This debut publication, seven years in the making, unravels like a dream suspended in perpetual motion. It offers no clear start or finish, drawing the reader into its pulsating core, where weightless figures grapple with their internal soliloquies. Through life-size clippings, each frame invites not just observation but participation—a subtle but deliberate manipulation of the voyeur into performer.
Here, the boundaries blur. Photographer and choreographer become indistinguishable; reader and performer coalesce. It is a dialogue, raw and unvarnished, where every turn of the page becomes a step in an unchoreographed waltz. Writer Maisie Skidmore lends her voice to this symphony of stills, her poetry threading through the sinew of each act—a ghostly whisper in a hall of echoes. Enveloping this treasure is a tactile sheath, adorned with the imprints of its creators: Connor Scott, Courtney Deyn, Edd Arnold, Harry Ondrak-Wright, Joey Barton, Max Cookward, Oscar Jinghu Li, Owen Ridley-DeMonick, and Will Thompson. These hands, captured mid-expression, shield the book—or perhaps, they cradle it.
Falling Leaves does not merely document; it devours, exhales, and transmutes. It is a hallucinatory tribute to dance, a fever dream where euphoria and vulnerability coexist. Phung’s lens does more than capture—it speaks, and in its language, we are all complicit.

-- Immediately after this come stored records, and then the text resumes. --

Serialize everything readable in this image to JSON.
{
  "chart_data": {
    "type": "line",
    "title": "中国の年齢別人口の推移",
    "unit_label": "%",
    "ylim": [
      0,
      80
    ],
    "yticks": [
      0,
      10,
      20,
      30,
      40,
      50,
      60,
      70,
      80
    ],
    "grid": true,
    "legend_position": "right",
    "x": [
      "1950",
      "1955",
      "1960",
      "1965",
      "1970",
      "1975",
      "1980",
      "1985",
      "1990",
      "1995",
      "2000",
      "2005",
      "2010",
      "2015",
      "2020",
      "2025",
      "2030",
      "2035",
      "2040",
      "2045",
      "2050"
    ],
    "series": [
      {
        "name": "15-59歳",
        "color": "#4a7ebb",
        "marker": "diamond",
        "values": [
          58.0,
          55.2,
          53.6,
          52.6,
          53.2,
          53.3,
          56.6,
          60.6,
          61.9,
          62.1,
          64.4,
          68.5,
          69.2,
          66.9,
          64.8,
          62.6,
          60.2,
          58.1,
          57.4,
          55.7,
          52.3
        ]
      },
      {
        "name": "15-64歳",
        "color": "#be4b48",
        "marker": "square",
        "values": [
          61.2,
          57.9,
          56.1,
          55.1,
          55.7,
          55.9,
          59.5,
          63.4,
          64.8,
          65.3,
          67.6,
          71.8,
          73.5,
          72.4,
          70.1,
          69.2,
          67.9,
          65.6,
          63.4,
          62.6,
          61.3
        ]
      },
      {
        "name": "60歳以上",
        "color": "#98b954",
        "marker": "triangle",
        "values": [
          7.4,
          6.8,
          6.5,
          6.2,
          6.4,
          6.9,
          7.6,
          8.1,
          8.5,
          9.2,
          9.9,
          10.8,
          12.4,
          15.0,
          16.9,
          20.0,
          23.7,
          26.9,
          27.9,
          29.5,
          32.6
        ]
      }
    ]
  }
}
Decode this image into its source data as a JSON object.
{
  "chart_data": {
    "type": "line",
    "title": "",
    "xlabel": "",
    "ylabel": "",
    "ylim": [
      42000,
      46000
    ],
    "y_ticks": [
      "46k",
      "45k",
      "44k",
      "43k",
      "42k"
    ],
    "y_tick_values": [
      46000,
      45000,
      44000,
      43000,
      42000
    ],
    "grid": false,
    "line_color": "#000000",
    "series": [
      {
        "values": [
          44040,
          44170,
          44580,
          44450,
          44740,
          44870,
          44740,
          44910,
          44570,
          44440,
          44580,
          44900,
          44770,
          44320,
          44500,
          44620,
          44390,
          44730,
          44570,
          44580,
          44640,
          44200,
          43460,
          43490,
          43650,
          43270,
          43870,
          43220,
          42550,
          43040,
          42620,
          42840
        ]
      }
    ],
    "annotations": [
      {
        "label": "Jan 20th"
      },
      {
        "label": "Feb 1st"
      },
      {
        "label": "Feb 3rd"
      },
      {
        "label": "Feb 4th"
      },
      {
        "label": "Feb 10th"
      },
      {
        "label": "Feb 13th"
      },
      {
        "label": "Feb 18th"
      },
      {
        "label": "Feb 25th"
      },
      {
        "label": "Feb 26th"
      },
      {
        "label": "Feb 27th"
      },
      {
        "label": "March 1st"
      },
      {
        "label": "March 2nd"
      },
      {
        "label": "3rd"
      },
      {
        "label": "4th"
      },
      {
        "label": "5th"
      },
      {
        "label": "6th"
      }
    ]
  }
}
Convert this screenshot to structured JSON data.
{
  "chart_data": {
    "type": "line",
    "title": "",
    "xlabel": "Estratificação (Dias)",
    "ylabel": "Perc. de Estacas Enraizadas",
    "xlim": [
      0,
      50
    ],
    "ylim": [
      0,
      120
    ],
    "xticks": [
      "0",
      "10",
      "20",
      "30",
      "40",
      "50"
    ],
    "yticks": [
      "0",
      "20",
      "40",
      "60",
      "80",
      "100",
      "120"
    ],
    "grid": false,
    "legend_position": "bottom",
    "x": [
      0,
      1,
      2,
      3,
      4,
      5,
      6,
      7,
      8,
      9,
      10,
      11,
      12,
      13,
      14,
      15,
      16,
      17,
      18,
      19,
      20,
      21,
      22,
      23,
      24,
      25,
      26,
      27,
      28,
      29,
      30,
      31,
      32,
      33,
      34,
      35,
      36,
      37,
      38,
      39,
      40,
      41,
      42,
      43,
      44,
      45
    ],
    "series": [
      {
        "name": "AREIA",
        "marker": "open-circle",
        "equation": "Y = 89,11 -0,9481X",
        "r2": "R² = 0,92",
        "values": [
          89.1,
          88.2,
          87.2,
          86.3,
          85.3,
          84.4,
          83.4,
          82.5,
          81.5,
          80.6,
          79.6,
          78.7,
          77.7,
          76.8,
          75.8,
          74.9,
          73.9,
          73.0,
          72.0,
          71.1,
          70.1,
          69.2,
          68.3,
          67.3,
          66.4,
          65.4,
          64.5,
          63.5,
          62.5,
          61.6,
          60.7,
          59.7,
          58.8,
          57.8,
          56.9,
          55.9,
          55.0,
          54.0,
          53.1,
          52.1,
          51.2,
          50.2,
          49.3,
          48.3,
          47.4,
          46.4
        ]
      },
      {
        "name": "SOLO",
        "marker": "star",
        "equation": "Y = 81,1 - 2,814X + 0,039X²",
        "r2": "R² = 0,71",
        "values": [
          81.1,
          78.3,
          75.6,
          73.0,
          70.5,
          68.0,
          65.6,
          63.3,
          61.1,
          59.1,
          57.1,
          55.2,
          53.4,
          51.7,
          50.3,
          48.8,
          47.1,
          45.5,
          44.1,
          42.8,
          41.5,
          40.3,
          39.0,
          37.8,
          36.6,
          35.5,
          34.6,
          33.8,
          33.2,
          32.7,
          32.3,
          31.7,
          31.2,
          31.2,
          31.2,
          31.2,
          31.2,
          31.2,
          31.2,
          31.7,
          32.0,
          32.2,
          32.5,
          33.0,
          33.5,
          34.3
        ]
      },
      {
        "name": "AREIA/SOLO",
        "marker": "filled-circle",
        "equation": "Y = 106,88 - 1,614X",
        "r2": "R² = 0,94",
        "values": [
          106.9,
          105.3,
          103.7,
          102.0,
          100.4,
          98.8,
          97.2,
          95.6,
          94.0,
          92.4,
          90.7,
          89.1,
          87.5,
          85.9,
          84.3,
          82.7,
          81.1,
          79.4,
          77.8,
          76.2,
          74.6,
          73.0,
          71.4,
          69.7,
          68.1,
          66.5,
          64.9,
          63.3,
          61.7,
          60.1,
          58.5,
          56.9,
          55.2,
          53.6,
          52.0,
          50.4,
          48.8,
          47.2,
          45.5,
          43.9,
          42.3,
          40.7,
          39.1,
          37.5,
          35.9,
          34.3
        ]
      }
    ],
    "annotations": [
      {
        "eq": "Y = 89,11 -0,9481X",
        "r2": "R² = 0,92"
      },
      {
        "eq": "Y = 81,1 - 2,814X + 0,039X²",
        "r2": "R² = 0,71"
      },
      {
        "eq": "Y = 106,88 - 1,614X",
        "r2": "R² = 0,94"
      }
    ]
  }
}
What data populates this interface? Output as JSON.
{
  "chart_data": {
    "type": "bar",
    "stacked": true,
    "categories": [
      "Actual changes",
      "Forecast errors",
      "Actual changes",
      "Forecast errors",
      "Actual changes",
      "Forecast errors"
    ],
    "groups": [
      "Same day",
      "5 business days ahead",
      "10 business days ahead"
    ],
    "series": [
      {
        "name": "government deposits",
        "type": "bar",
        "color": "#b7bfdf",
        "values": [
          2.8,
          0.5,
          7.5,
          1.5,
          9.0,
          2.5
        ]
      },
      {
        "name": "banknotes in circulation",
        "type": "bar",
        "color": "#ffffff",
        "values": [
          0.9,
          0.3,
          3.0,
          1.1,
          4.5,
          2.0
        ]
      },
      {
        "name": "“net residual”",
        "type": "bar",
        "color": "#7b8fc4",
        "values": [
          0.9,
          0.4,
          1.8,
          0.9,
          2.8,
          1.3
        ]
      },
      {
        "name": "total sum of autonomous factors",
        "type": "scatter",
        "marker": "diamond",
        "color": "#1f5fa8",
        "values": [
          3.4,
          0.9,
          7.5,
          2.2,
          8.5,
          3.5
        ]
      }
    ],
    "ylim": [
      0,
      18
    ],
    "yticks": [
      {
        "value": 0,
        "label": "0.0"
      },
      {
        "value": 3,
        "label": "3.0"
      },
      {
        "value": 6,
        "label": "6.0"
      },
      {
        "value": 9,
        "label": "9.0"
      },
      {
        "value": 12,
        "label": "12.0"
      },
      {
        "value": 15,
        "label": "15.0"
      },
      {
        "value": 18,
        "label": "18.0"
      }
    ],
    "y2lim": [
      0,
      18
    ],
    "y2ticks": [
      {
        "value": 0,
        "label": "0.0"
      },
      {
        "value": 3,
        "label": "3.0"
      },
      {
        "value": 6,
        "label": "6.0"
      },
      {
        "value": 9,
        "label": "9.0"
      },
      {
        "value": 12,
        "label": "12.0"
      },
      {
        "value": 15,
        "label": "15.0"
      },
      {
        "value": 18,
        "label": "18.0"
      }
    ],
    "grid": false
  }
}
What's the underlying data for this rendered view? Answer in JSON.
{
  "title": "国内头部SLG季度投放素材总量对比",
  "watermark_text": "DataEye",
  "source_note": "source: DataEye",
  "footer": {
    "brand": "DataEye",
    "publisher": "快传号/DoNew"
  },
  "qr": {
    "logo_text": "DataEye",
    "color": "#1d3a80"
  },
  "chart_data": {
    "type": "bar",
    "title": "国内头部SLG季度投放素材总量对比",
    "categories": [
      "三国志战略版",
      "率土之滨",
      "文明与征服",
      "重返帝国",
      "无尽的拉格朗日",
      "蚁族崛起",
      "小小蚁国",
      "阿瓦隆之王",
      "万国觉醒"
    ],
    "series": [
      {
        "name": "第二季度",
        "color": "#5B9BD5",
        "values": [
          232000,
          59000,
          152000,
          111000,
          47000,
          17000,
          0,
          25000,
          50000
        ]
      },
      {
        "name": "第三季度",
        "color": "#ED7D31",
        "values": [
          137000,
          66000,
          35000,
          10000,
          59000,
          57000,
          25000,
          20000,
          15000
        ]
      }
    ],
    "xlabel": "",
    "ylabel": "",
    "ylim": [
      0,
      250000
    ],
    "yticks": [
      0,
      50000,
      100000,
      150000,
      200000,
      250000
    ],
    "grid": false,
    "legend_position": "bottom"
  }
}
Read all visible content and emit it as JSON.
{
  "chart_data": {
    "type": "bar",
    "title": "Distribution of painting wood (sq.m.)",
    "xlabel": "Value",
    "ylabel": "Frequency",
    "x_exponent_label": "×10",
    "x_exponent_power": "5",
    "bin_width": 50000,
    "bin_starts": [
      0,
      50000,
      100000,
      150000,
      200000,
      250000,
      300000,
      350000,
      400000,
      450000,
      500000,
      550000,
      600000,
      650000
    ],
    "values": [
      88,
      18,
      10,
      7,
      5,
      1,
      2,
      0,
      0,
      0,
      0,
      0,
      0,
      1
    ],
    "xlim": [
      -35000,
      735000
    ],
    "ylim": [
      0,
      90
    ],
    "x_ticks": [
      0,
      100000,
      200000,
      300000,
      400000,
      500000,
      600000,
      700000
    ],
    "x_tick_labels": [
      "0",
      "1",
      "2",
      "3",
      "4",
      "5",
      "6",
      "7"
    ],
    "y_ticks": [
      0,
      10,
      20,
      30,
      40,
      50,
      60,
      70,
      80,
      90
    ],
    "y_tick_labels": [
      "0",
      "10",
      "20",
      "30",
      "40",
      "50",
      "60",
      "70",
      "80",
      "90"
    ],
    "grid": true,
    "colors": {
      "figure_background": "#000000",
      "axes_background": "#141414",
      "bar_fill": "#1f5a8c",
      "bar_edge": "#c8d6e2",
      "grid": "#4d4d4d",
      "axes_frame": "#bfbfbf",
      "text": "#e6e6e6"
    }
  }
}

To hold this book is to hold a piece of the ineffable. Each page drips with the tension of unspoken truths, urging the reader to move beyond passive consumption and into the realm of introspection. The weightless figures, caught mid-motion, remind us of our shared fragility, yet they also exude an undeniable strength—a paradox that defines the human experience.
The collaboration between Phung, the performers, and the writers transforms Falling Leaves into something more than a book. It is a testament to the power of collective creation, a visceral reminder that art is not just to be seen but felt. From the subtle curve of a dancer’s hand to the explosive energy of a leap frozen in time, every image pulses with life—an invitation to lose oneself and find something deeper within.